Carl: I think as practitioners all of us think about why we do this work, and we hope that our impact will be more than the temporal moment of the production. Do you have a sense of the impact of Cornerstone in those communities?
Michael: It feels amazing. You talk to people and you hear stories and they tell you about how they feel impacted by the play, and it’s remarkable. The sense of excitement of people who have seen or experienced the shows, and the eagerness to participate again, speaks to that. I know the people in Lost Hills [a Central Valley community] will talk about how doing that Cornerstone show was a really galvanizing moment towards change in their town, and I can speak to several instances where people will talk about that kind of thing. And I believe it’s true. I also fundamentally believe that participating in a rigorous critical artistic process is intrinsically of deep value, and that process contributes to healthy civic bodies. I believe that in my soul. I look back and I have to believe that Shakespeare had more impact on Western civilization than Queen Elizabeth. I think that’s true. So do I think having those projects in those towns or in those communities has had a deep impact? I do. Can I responsibly point to this part exists because Cornerstone was here? I don’t know. I don’t think there’s an A-to-B relationship, but I think lives are changed, I think people are empowered, I think space is now used in different ways in those communities than it was before, and the potential for space to be used for critical public dialogue and critical art making is real.

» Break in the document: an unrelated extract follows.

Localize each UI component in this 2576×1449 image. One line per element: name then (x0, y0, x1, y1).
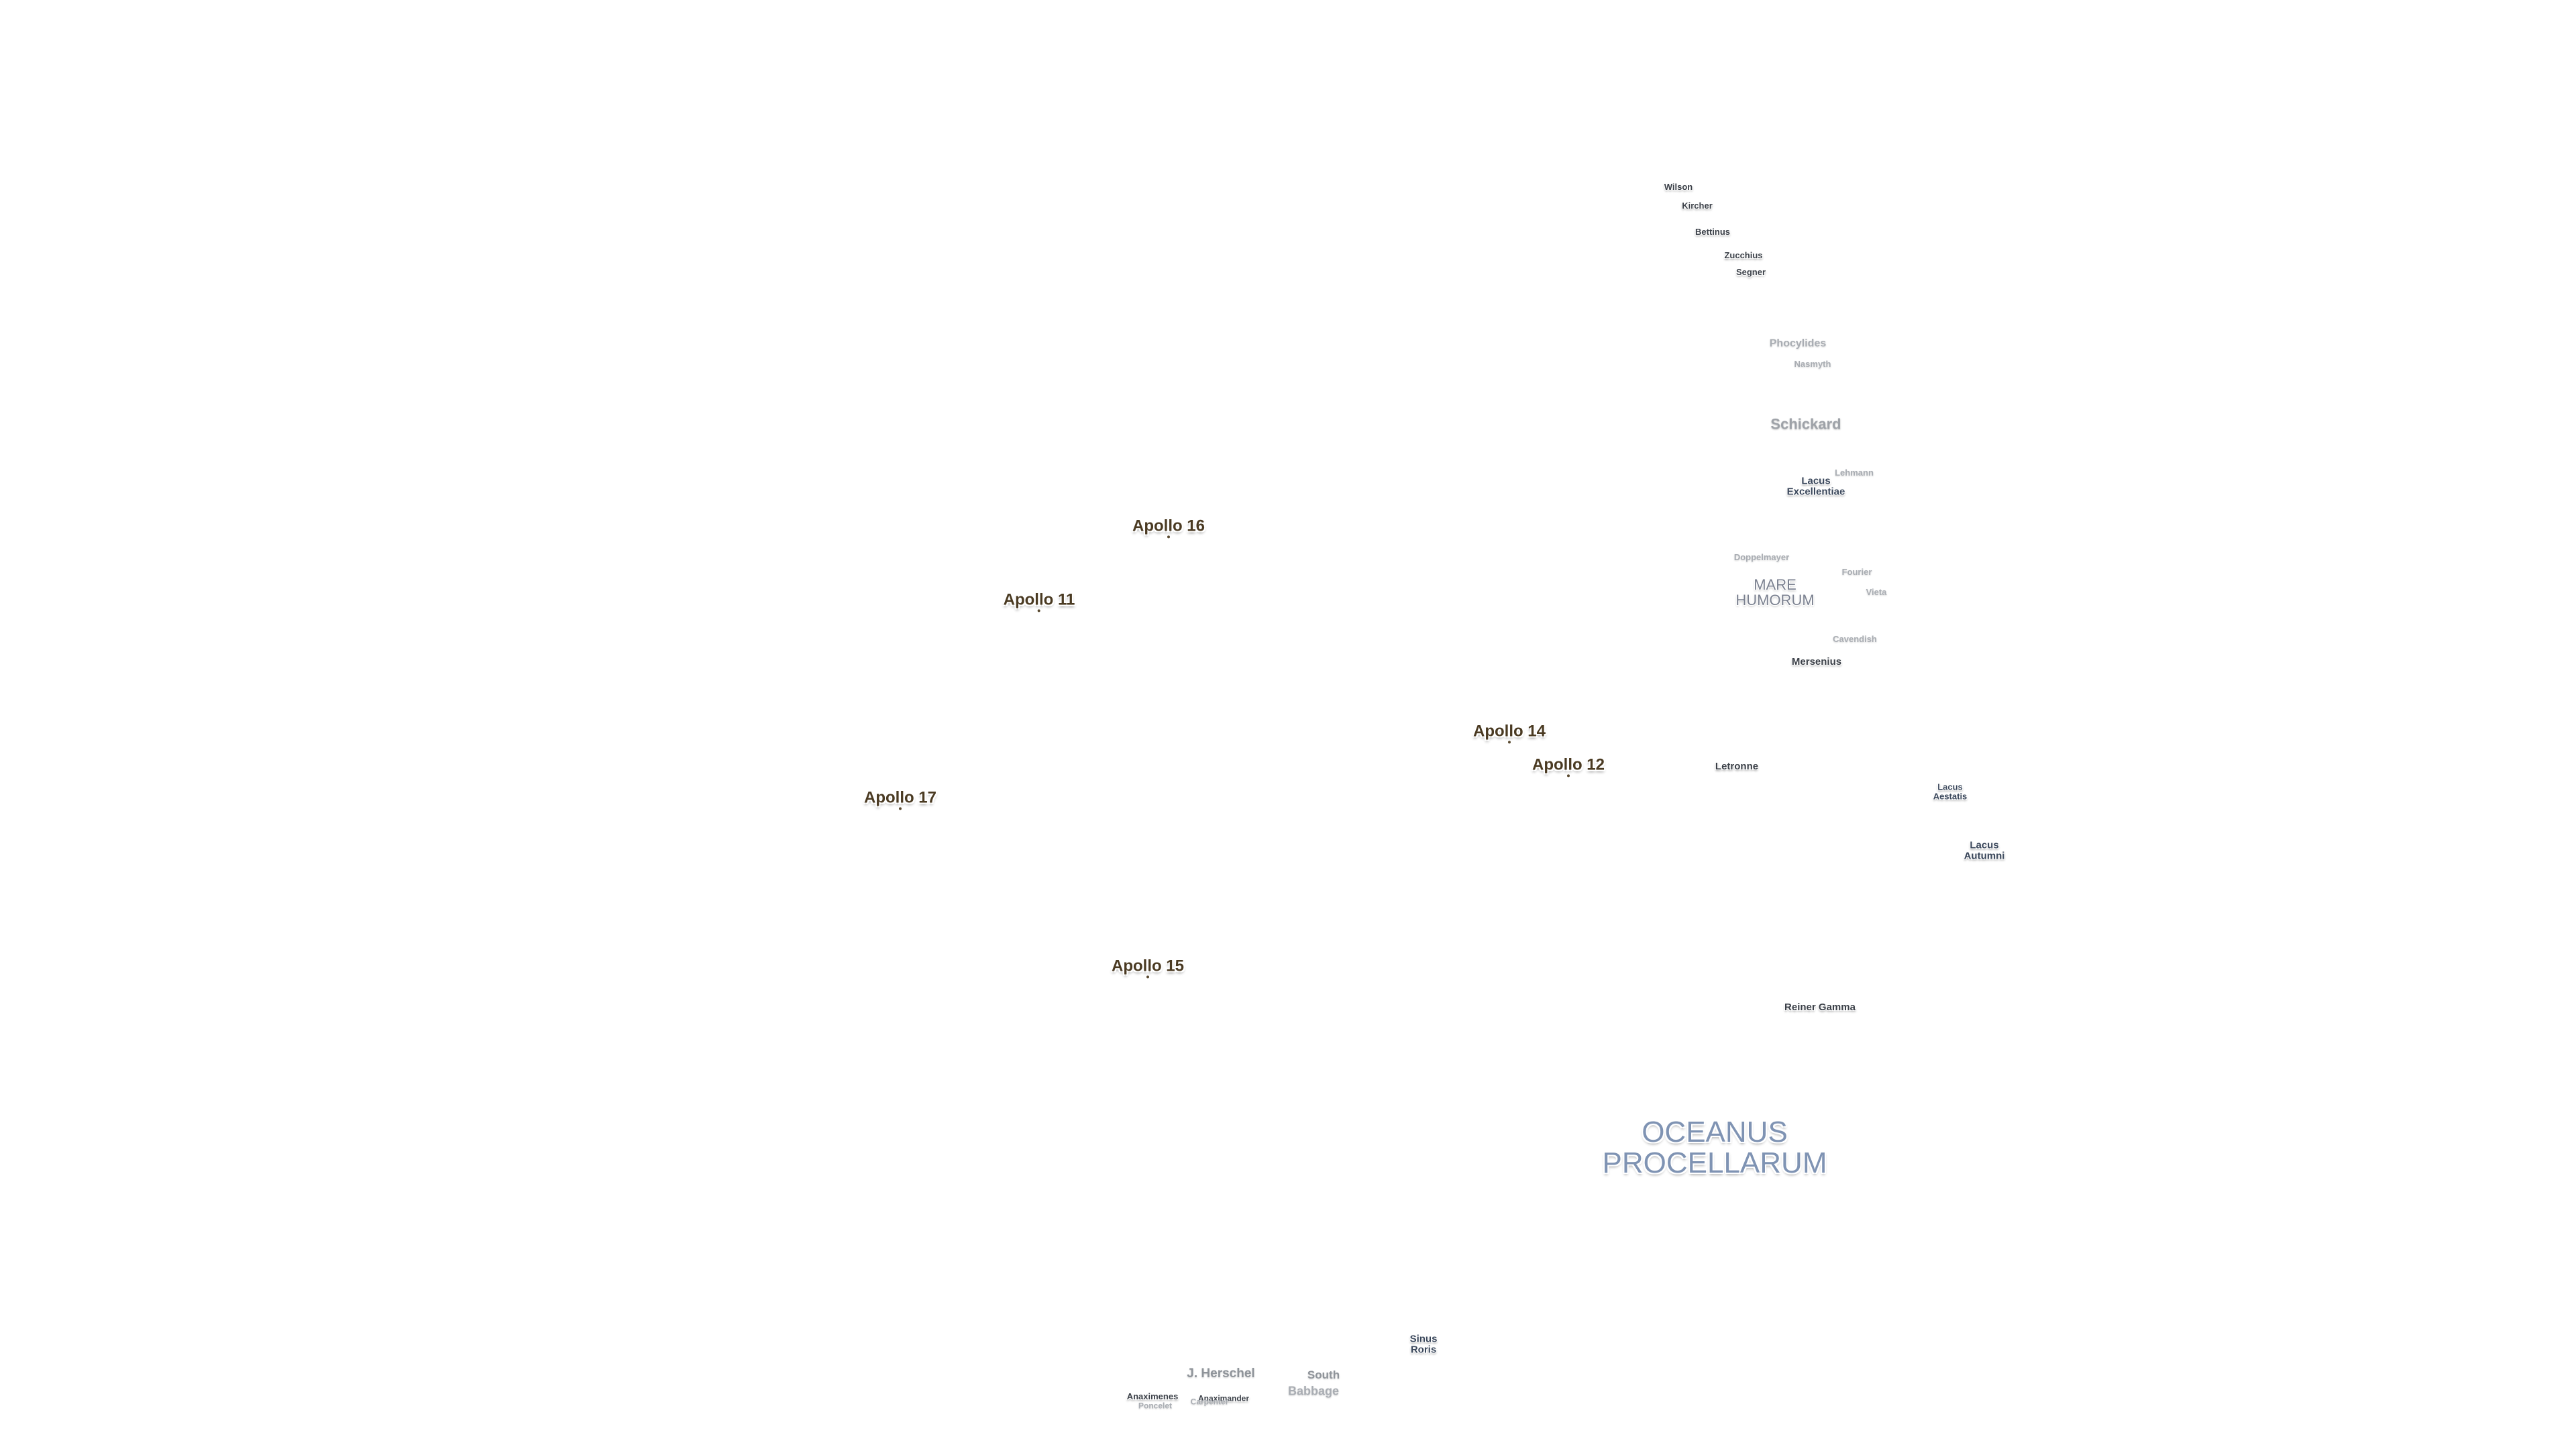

Carl: Can you talk a little about the Institute Summer Residency? I’ve known a lot of artists who have gone through that over the years and it has such an amazing impact on the ecosystem, particularly in the American theatre.

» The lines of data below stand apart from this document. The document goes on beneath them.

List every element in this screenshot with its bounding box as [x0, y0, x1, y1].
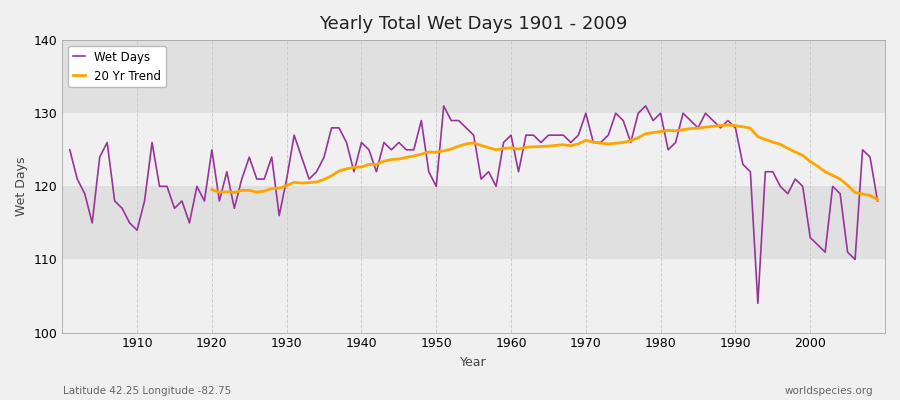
Line: 20 Yr Trend: 20 Yr Trend [212, 125, 878, 200]
Bar [62, 113, 885, 186]
20 Yr Trend [782, 146, 793, 151]
20 Yr Trend [850, 190, 860, 195]
Wet Days [334, 126, 345, 130]
20 Yr Trend [670, 128, 681, 133]
20 Yr Trend [206, 187, 217, 192]
Wet Days [872, 198, 883, 203]
Legend: Wet Days, 20 Yr Trend: Wet Days, 20 Yr Trend [68, 46, 166, 87]
Wet Days [124, 220, 135, 225]
Title: Yearly Total Wet Days 1901 - 2009: Yearly Total Wet Days 1901 - 2009 [320, 15, 628, 33]
20 Yr Trend [872, 197, 883, 202]
Wet Days [65, 147, 76, 152]
Bar [62, 186, 885, 260]
Line: Wet Days: Wet Days [70, 106, 878, 303]
20 Yr Trend [723, 122, 734, 127]
Wet Days [289, 133, 300, 138]
Text: Latitude 42.25 Longitude -82.75: Latitude 42.25 Longitude -82.75 [63, 386, 231, 396]
20 Yr Trend [409, 154, 419, 158]
Y-axis label: Wet Days: Wet Days [15, 156, 28, 216]
Wet Days [513, 169, 524, 174]
Text: worldspecies.org: worldspecies.org [785, 386, 873, 396]
Wet Days [603, 133, 614, 138]
Bar [62, 40, 885, 113]
Wet Days [752, 301, 763, 306]
20 Yr Trend [768, 140, 778, 144]
Wet Days [438, 104, 449, 108]
X-axis label: Year: Year [460, 356, 487, 369]
Bar [62, 260, 885, 332]
Wet Days [506, 133, 517, 138]
20 Yr Trend [296, 181, 307, 186]
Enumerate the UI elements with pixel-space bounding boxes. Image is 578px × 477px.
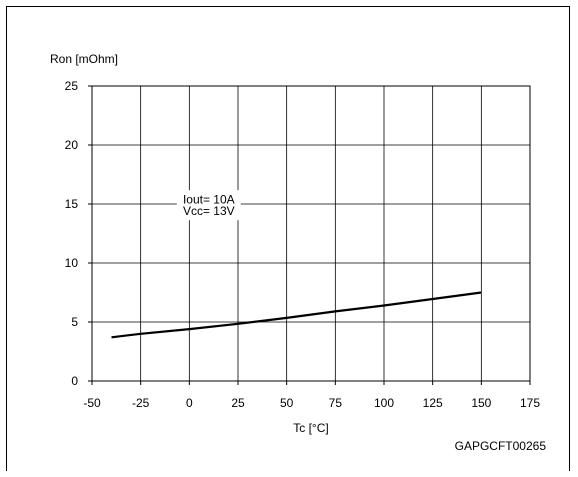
x-tick-label: 100 xyxy=(374,396,394,410)
x-tick-label: -25 xyxy=(132,396,150,410)
y-tick-label: 20 xyxy=(65,138,79,152)
annotation-background xyxy=(176,190,241,221)
y-axis-label: Ron [mOhm] xyxy=(50,52,118,66)
grid xyxy=(91,85,531,382)
annotation-label: Vcc= 13V xyxy=(183,204,235,218)
x-tick-label: 125 xyxy=(423,396,443,410)
figure-code: GAPGCFT00265 xyxy=(455,439,547,453)
x-tick-label: 25 xyxy=(231,396,245,410)
y-tick-label: 5 xyxy=(71,315,78,329)
y-tick-label: 15 xyxy=(65,197,79,211)
x-tick-label: 150 xyxy=(471,396,491,410)
plot-area xyxy=(91,85,531,382)
series-layer xyxy=(111,291,482,339)
y-tick-label: 0 xyxy=(71,374,78,388)
x-tick-label: 50 xyxy=(280,396,294,410)
y-tick-label: 25 xyxy=(65,79,79,93)
chart-frame xyxy=(6,6,570,471)
y-tick-label: 10 xyxy=(65,256,79,270)
x-tick-label: -50 xyxy=(83,396,101,410)
x-axis-label: Tc [°C] xyxy=(293,421,328,435)
series-line-0 xyxy=(111,291,482,339)
axis-ticks: -50 -25 0 25 50 75 100 125 150 175 0 5 10 15 20 25 xyxy=(65,79,541,410)
annotation-label: Iout= 10A xyxy=(183,192,235,206)
x-tick-label: 0 xyxy=(186,396,193,410)
x-tick-label: 175 xyxy=(520,396,540,410)
x-tick-label: 75 xyxy=(329,396,343,410)
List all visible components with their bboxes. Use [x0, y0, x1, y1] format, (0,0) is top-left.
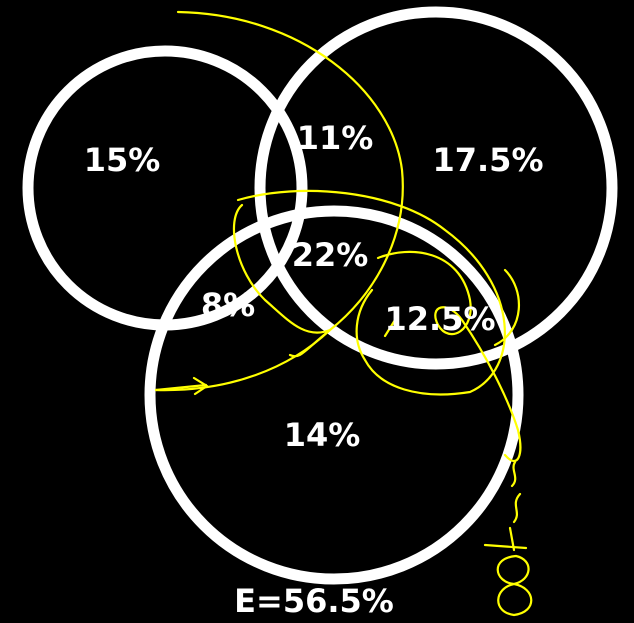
total-label: E=56.5% [234, 582, 394, 620]
region-label-a-and-b: 11% [297, 119, 374, 157]
annotation-figure-eight [496, 554, 533, 617]
circle-top-right [254, 6, 618, 370]
region-label-only-b: 17.5% [432, 141, 543, 179]
annotation-left-sweep [154, 203, 332, 392]
annotation-arrow-left [154, 376, 209, 396]
annotation-outline-bottom-circle [236, 189, 506, 396]
circle-bottom [144, 205, 524, 585]
region-label-only-a: 15% [84, 141, 161, 179]
annotation-loop-right [376, 250, 522, 463]
region-label-a-b-and-c: 22% [292, 236, 369, 274]
region-label-only-c: 14% [284, 416, 361, 454]
region-label-a-and-c: 8% [201, 286, 255, 324]
handwritten-annotations [154, 10, 533, 617]
annotation-outline-right-region [383, 268, 521, 347]
region-label-b-and-c: 12.5% [384, 300, 495, 338]
annotation-scribble-word [483, 460, 528, 552]
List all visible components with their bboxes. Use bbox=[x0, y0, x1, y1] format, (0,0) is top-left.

Michael: The Institute is one of my favorite things that Cornerstone does. I’m a strong believer in apprenticeship and learning theatre by doing. I recognize that different people learn things differently, but I love the Institute. As a company, we grow so much from it every year and learn so much about ourselves as practitioners and about our process. We’ve had amazing people from all walks of life participating in the institute as students—I think the age range has been from nineteen-year-olds to people in their sixties. We’ve had a lot of theatre practitioners, but also a lot of teachers, Jesuit priests, social workers, a retired accountant—a wide range of folks. The Institute is not about learning artistic practice in that sense of you’re going to think about a style of performance or a way of entering a performance—it’s really about here are some tools for community, in which to engage community and avenues how to integrate that into an aesthetic process, into a theatre-making process, or a performance-making process. It’s really gratifying to see people in the field making work that is either inspired by or in the vein of Cornerstone’s work, and it’s also gratifying to see people pushing back against it, being like, “I’m doing something totally different and I’m doing that because I don't agree with how you do it,” and making different kind of community engaged work. I think that speaks to impact. A lot of our staff members now and over the years have been Institute students. So there’s also been the impact of bringing fresh perspectives into the company that has really enriched our work and our ecology.